I knew I wouldn’t do it but the words were there offering their clean comforting specific inside my clearing head as the drugs receded. I’m told, as people say before they adduce crackpot theories, that it will take two years to get all those drugs out of my system.
Is it not curious that the doctor who prescribed these drugs never got in touch with me again, when I had been told that any reduction in, let alone cessation of, dosage, could be perilous? What can he have thought was going on? I suppose it never came up in the life of one so busy. We wreck once more against the rock of comparative values placed on time.
The couplet remains inside my head but I think it is there more on account of its balance and structure than its message. Rhythm injects it deep into the head.
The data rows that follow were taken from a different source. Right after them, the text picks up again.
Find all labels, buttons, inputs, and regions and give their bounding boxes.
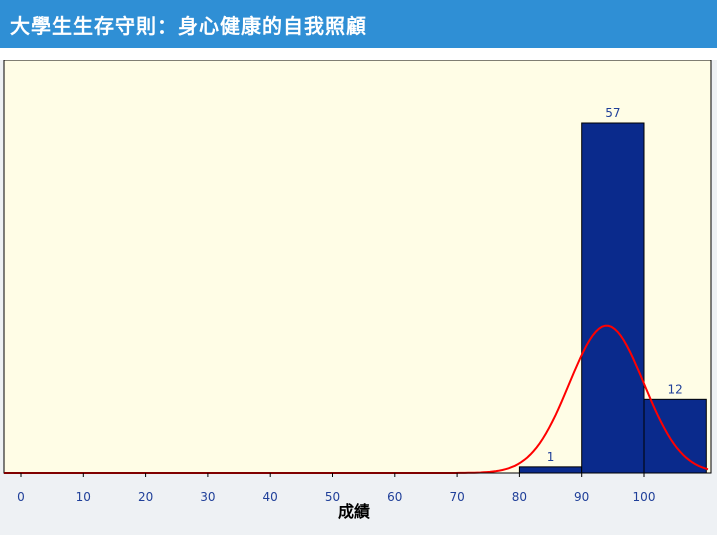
histogram-bar-80-90 <box>518 466 583 474</box>
header-spacer <box>0 48 717 60</box>
bar-value-label-80: 1 <box>547 450 555 464</box>
x-axis-label: 成績 <box>338 502 371 521</box>
x-tick-label-40: 40 <box>263 490 278 504</box>
bar-value-label-90: 57 <box>605 106 620 120</box>
x-tick-label-20: 20 <box>138 490 153 504</box>
histogram-bar-90-100 <box>581 122 645 474</box>
page-title: 大學生生存守則：身心健康的自我照顧 <box>10 14 367 38</box>
x-tick-label-80: 80 <box>512 490 527 504</box>
histogram-svg: 1 57 12 0 10 20 30 40 50 60 70 80 90 100 <box>3 60 712 504</box>
x-tick-label-10: 10 <box>76 490 91 504</box>
x-tick-label-100: 100 <box>633 490 656 504</box>
x-tick-label-70: 70 <box>449 490 464 504</box>
histogram-chart: 1 57 12 0 10 20 30 40 50 60 70 80 90 100 <box>0 60 717 520</box>
x-tick-label-50: 50 <box>325 490 340 504</box>
x-tick-label-60: 60 <box>387 490 402 504</box>
x-tick-label-30: 30 <box>200 490 215 504</box>
x-tick-label-0: 0 <box>17 490 25 504</box>
histogram-bar-100-110 <box>643 398 707 474</box>
bar-value-label-100: 12 <box>668 382 683 396</box>
x-tick-label-90: 90 <box>574 490 589 504</box>
page-header: 大學生生存守則：身心健康的自我照顧 <box>0 0 717 48</box>
bottom-band <box>0 520 717 535</box>
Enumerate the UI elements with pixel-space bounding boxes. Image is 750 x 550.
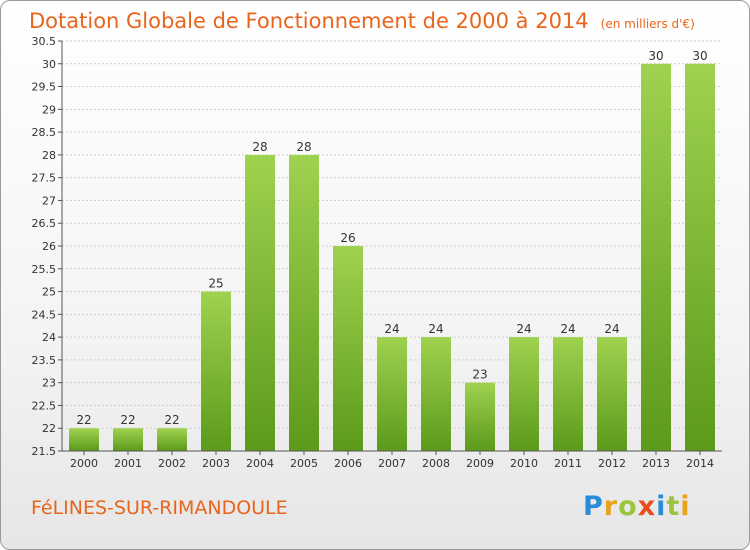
- x-tick-label: 2001: [114, 457, 142, 470]
- bar-value-label: 26: [340, 231, 355, 245]
- bar: [245, 154, 275, 451]
- bar-value-label: 22: [164, 413, 179, 427]
- bar-value-label: 25: [208, 277, 223, 291]
- y-tick-label: 23.5: [32, 354, 57, 367]
- y-tick-label: 25: [42, 286, 56, 299]
- y-tick-label: 30.5: [32, 35, 57, 48]
- bar-value-label: 24: [384, 322, 399, 336]
- bar: [157, 428, 187, 451]
- x-tick-label: 2007: [378, 457, 406, 470]
- x-tick-label: 2004: [246, 457, 274, 470]
- y-tick-label: 25.5: [32, 263, 57, 276]
- bar: [641, 63, 671, 452]
- y-tick-label: 24: [42, 331, 56, 344]
- y-tick-label: 26.5: [32, 217, 57, 230]
- y-tick-label: 24.5: [32, 308, 57, 321]
- chart-title: Dotation Globale de Fonctionnement de 20…: [29, 9, 695, 33]
- bar-value-label: 28: [252, 140, 267, 154]
- x-tick-label: 2013: [642, 457, 670, 470]
- y-tick-label: 28.5: [32, 126, 57, 139]
- x-tick-label: 2014: [686, 457, 714, 470]
- chart-unit: (en milliers d'€): [600, 17, 695, 31]
- y-tick-label: 27.5: [32, 172, 57, 185]
- bar: [113, 428, 143, 451]
- proxiti-logo[interactable]: Proxiti: [583, 491, 691, 522]
- bar-value-label: 23: [472, 368, 487, 382]
- bar-value-label: 30: [692, 49, 707, 63]
- bar-value-label: 24: [516, 322, 531, 336]
- bar: [201, 291, 231, 451]
- bar: [597, 337, 627, 451]
- x-tick-label: 2011: [554, 457, 582, 470]
- y-tick-label: 28: [42, 149, 56, 162]
- y-tick-label: 29.5: [32, 81, 57, 94]
- x-tick-label: 2008: [422, 457, 450, 470]
- logo-letter: t: [666, 491, 681, 522]
- bars: 22 22 22 25 28 28 26 24 24 23 24 24 24 30 30: [69, 49, 715, 452]
- x-tick-label: 2002: [158, 457, 186, 470]
- bar-value-label: 22: [76, 413, 91, 427]
- bar: [69, 428, 99, 451]
- bar: [685, 63, 715, 452]
- bar: [377, 337, 407, 451]
- bar: [289, 154, 319, 451]
- y-tick-label: 30: [42, 58, 56, 71]
- logo-letter: x: [637, 491, 657, 522]
- x-tick-label: 2005: [290, 457, 318, 470]
- logo-letter: P: [583, 491, 604, 522]
- y-tick-label: 22.5: [32, 399, 57, 412]
- bar-value-label: 24: [604, 322, 619, 336]
- bar-value-label: 30: [648, 49, 663, 63]
- x-tick-label: 2000: [70, 457, 98, 470]
- y-tick-label: 23: [42, 377, 56, 390]
- logo-letter: r: [603, 491, 619, 522]
- y-tick-label: 26: [42, 240, 56, 253]
- logo-letter: o: [618, 491, 638, 522]
- commune-name: FéLINES-SUR-RIMANDOULE: [31, 497, 288, 519]
- bar-value-label: 22: [120, 413, 135, 427]
- x-axis: 2000 2001 2002 2003 2004 2005 2006 2007 2008 2009…: [62, 450, 722, 470]
- bar-value-label: 24: [428, 322, 443, 336]
- x-tick-label: 2012: [598, 457, 626, 470]
- bar-value-label: 24: [560, 322, 575, 336]
- bar: [509, 337, 539, 451]
- x-tick-label: 2010: [510, 457, 538, 470]
- y-tick-label: 27: [42, 194, 56, 207]
- y-tick-label: 22: [42, 422, 56, 435]
- x-tick-label: 2003: [202, 457, 230, 470]
- bar: [421, 337, 451, 451]
- y-tick-label: 29: [42, 103, 56, 116]
- x-tick-label: 2009: [466, 457, 494, 470]
- logo-letter: i: [680, 491, 691, 522]
- bar: [333, 246, 363, 451]
- bar: [553, 337, 583, 451]
- x-tick-label: 2006: [334, 457, 362, 470]
- bar: [465, 382, 495, 451]
- y-tick-label: 21.5: [32, 445, 57, 458]
- y-axis: 21.5 22 22.5 23 23.5 24 24.5 25 25.5 26 26.5 27 27.5…: [32, 35, 63, 458]
- bar-value-label: 28: [296, 140, 311, 154]
- logo-letter: i: [656, 491, 667, 522]
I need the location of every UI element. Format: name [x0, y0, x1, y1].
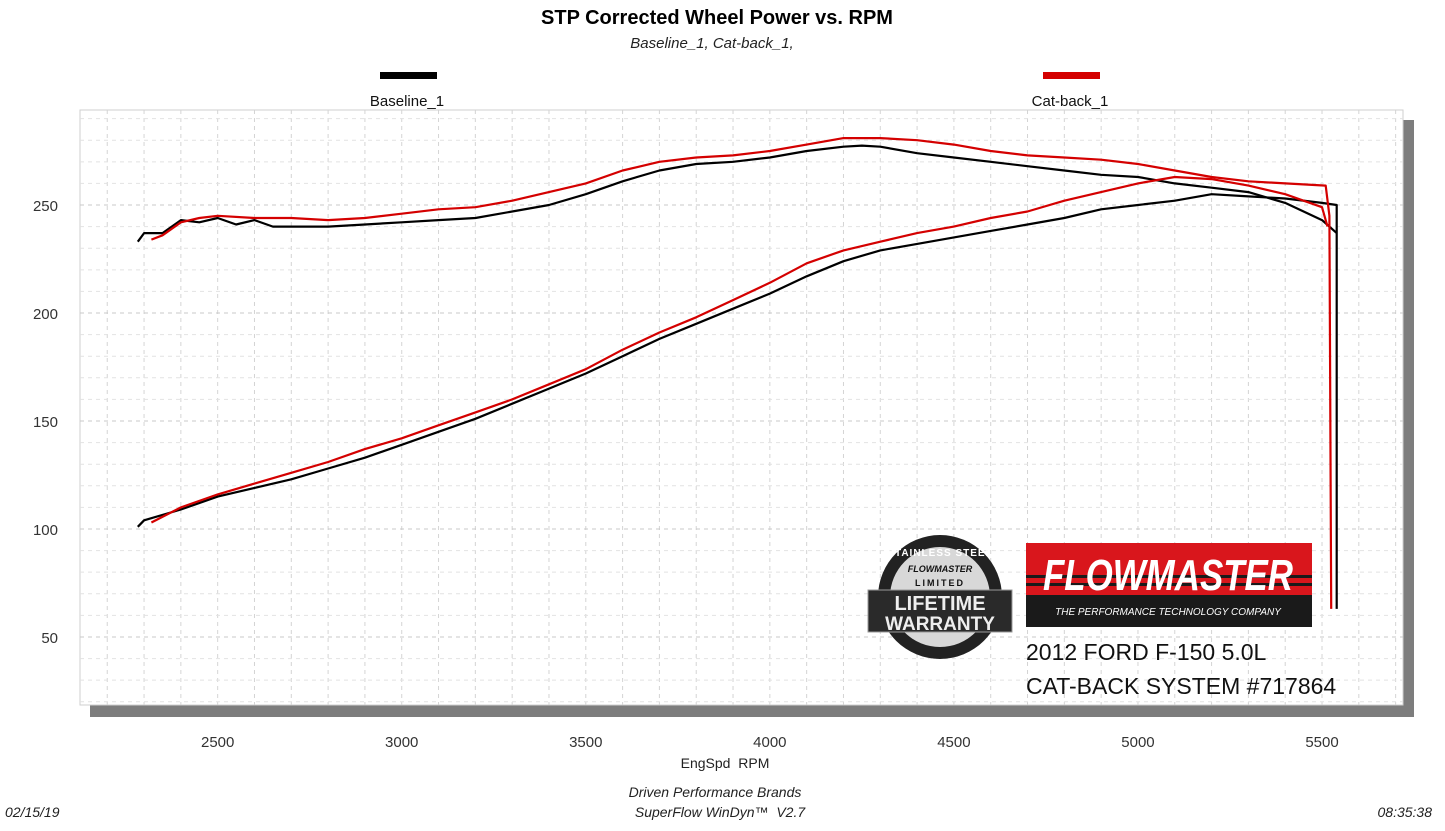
y-tick-label: 200 — [33, 306, 58, 323]
flowmaster-tagline: THE PERFORMANCE TECHNOLOGY COMPANY — [1055, 607, 1282, 618]
chart-title: STP Corrected Wheel Power vs. RPM — [541, 7, 893, 29]
legend-label-baseline: Baseline_1 — [370, 93, 444, 110]
vehicle-label: 2012 FORD F-150 5.0L — [1026, 639, 1267, 665]
x-tick-label: 2500 — [201, 734, 234, 751]
warranty-badge: STAINLESS STEEL FLOWMASTER LIMITED LIFET… — [867, 535, 1013, 659]
y-axis: 50 100 150 200 250 — [33, 198, 58, 647]
x-tick-label: 3500 — [569, 734, 602, 751]
footer-time: 08:35:38 — [1378, 804, 1433, 820]
warranty-line2: WARRANTY — [885, 614, 995, 635]
x-tick-label: 4500 — [937, 734, 970, 751]
footer-company: Driven Performance Brands — [629, 784, 802, 800]
footer-date: 02/15/19 — [5, 804, 60, 820]
warranty-brand: FLOWMASTER — [908, 564, 973, 574]
warranty-top: STAINLESS STEEL — [887, 548, 992, 559]
x-axis-label: EngSpd RPM — [681, 755, 770, 771]
y-tick-label: 100 — [33, 522, 58, 539]
x-axis: 2500 3000 3500 4000 4500 5000 5500 — [201, 734, 1339, 751]
legend-swatch-baseline — [380, 72, 437, 79]
legend-swatch-catback — [1043, 72, 1100, 79]
series-catback-curve-1 — [151, 137, 1333, 609]
series-baseline-curve-2 — [137, 193, 1338, 609]
x-tick-label: 3000 — [385, 734, 418, 751]
chart-subtitle: Baseline_1, Cat-back_1, — [630, 35, 793, 52]
y-tick-label: 250 — [33, 198, 58, 215]
series-baseline-curve-1 — [136, 144, 1338, 243]
series-catback-curve-2 — [150, 175, 1329, 524]
product-label: CAT-BACK SYSTEM #717864 — [1026, 673, 1336, 699]
x-tick-label: 4000 — [753, 734, 786, 751]
legend-label-catback: Cat-back_1 — [1032, 93, 1109, 110]
flowmaster-name: FLOWMASTER — [1043, 551, 1293, 600]
x-tick-label: 5000 — [1121, 734, 1154, 751]
series-lines — [136, 137, 1338, 609]
x-tick-label: 5500 — [1305, 734, 1338, 751]
warranty-line1: LIFETIME — [894, 593, 985, 615]
footer-software: SuperFlow WinDyn™ V2.7 — [635, 804, 806, 820]
warranty-mid: LIMITED — [915, 578, 965, 588]
flowmaster-logo: FLOWMASTER THE PERFORMANCE TECHNOLOGY CO… — [1026, 543, 1312, 627]
y-tick-label: 150 — [33, 414, 58, 431]
y-tick-label: 50 — [41, 630, 58, 647]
I couldn’t work out what my point was. I saw myself as a tied-down giant, and Fram and Claudia as normal-sized beings who had worked out how to live, dancing free, in their triumph of enlightenment.
Why did I mind so much about the world, since I entered it almost never? Certainly, when people see a middle-aged woman whom they don’t know, they try to place her within the customary grids, and marriage is one of these.
I must make myself whole by work. After all, I am old enough. I am at an age when I might not long at all ago have expected to be dead, or at least widowed.
Those things of which I am unpleasantly jealous reflect ill upon me and are to do with her having been born into a context, rather than into my little family where the hotter personality evanesced and the cooler one thought personal conversation all but contemptible. Or so I surmise. I just don’t know. As must by now be clear, I’ve collected myself from here and there which may be the best I can do. In the middle are words and a capacity for recognition.